Ex-autarcas da coligação Confiança na Câmara Municipal do Funchal reagem à decisão da actual gestão autárquica do PSD anular processo da anterior gestão do PSD
Os ex-autarcas da coligação Confiança (2021-2025) "consideram que a decisão da Câmara Municipal do Funchal de anular a aprovação do projeto de arquitetura para a Quinta das Tangerinas confirma, de forma inequívoca, a justeza da posição assumida pelos vereadores na reunião de Câmara em que essa deliberação foi aprovada, em Julho de 2025, tendo então votado contra", lê-se numa nota de imprensa divulgada hoje.
Nesta nota, referem que "tal como alertado na altura, a proposta não se encontrava devidamente instruída com todos os elementos necessários a uma apreciação urbanística rigorosa, designadamente estudos de integração na envolvente urbana consolidada, como a moda de fachada e os alçados enquadrados no perfil da rua, indispensáveis para avaliar o impacto volumétrico e paisagístico da intervenção num conjunto urbano sensível. Na altura não foram também apresentadas garantias de que salvaguardasse aquela Quinta Madeirense", recordam.

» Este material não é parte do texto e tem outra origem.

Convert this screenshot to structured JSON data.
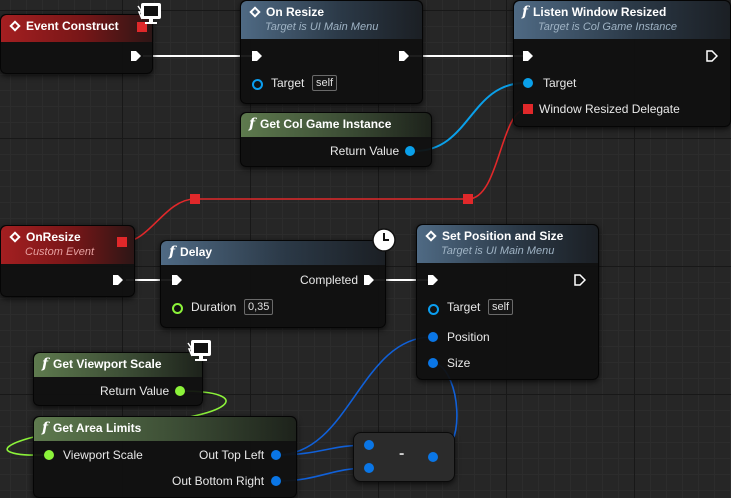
{
  "colors": {
    "exec_wire": "#ffffff",
    "object_wire": "#0aa0ea",
    "struct_wire": "#1060d8",
    "float_wire": "#8cf33a",
    "delegate_wire": "#e0282a",
    "header_function": "#4f6a84",
    "header_pure": "#5e7a4e",
    "header_event": "#a41f21"
  },
  "nodes": {
    "event_construct": {
      "title": "Event Construct",
      "icon": "event-diamond-icon",
      "badge_icon": "client-only-monitor-icon"
    },
    "on_resize_call": {
      "title": "On Resize",
      "subtitle": "Target is UI Main Menu",
      "icon": "function-call-diamond-icon",
      "target_label": "Target",
      "target_value": "self"
    },
    "listen_window_resized": {
      "title": "Listen Window Resized",
      "subtitle": "Target is Col Game Instance",
      "icon": "function-f-icon",
      "target_label": "Target",
      "delegate_label": "Window Resized Delegate"
    },
    "get_col_game_instance": {
      "title": "Get Col Game Instance",
      "icon": "function-f-icon",
      "output_label": "Return Value"
    },
    "on_resize_event": {
      "title": "OnResize",
      "subtitle": "Custom Event",
      "icon": "event-diamond-icon"
    },
    "delay": {
      "title": "Delay",
      "icon": "function-f-icon",
      "badge_icon": "latent-clock-icon",
      "output_label": "Completed",
      "duration_label": "Duration",
      "duration_value": "0,35"
    },
    "set_position_and_size": {
      "title": "Set Position and Size",
      "subtitle": "Target is UI Main Menu",
      "icon": "function-call-diamond-icon",
      "target_label": "Target",
      "target_value": "self",
      "position_label": "Position",
      "size_label": "Size"
    },
    "get_viewport_scale": {
      "title": "Get Viewport Scale",
      "icon": "function-f-icon",
      "badge_icon": "client-only-monitor-icon",
      "output_label": "Return Value"
    },
    "get_area_limits": {
      "title": "Get Area Limits",
      "icon": "function-f-icon",
      "input_label": "Viewport Scale",
      "output_top_left": "Out Top Left",
      "output_bottom_right": "Out Bottom Right"
    },
    "subtract": {
      "symbol": "-"
    }
  }
}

O grupo que era liderado por Miguel Silva Gouveia, que no mandato anterior tinha sido presidente da Câmara, lembra ainda que "menos de um ano depois, e apenas após a forte indignação pública provocada pela demolição da Quinta das Tangerinas, é a própria vereação do PSD que acaba por reconhecer o erro grosseiro, anunciando a anulação do ato administrativo que aprovou o projeto de arquitetura. Trata-se de uma decisão tomada por pressão da cidade e depois de consumada mais uma perda irreversível de património edificado, que poderia e deveria ter sido evitada", garantem.
E continuam: Lamentavelmente, este caso não é isolado. A Confiança já tinha votado contra a destruição de outra Quinta Madeirense, a Quinta da Fé, com argumentos substancialmente idênticos, alertando para a interpretação abusiva das normas excecionais do Plano Diretor Municipal do Funchal e para a ausência de salvaguardas patrimoniais adequadas. Em ambos os casos, está em causa a fragilização de um património inventariado, classificado como espaço de memória e identidade local, cuja proteção deveria ser prioridade da política urbanística municipal."
Por isso mesmo, salientam, "a Confiança sempre defendeu que as exceções previstas no PDM, nomeadamente as que permitem acréscimos volumétricos ou pisos adicionais, não podem transformar-se em regra, muito menos sem fundamentação técnica robusta, transparente e independente. Ignorar esse princípio é abrir caminho à banalização da destruição das Quintas Madeirenses".
Infelizmente, acrescentam, "se os argumentos da Confiança tivessem sido acolhidos em tempo útil, o Funchal teria sido poupado a mais uma perda irreparável do seu património histórico, arquitetónico e paisagístico. Em vez disso, a maioria PSD optou por avançar, ignorando alertas políticos e técnicos que hoje se revelam plenamente justificados".
Assim e "para memória futura", ficará "a declaração de voto da Confiança, inscrita na ata da sessão de Câmara de 31 de Julho de 2025, onde se fundamenta o voto contra dos seus vereadores e se identifica os responsáveis políticos do PSD que aprovaram mais este atentado ao património edificado do Funchal. A anulação agora decidida não apaga o dano causado, mas expõe a falta de rigor e a incompetência política que marcaram todo este processo", conclui.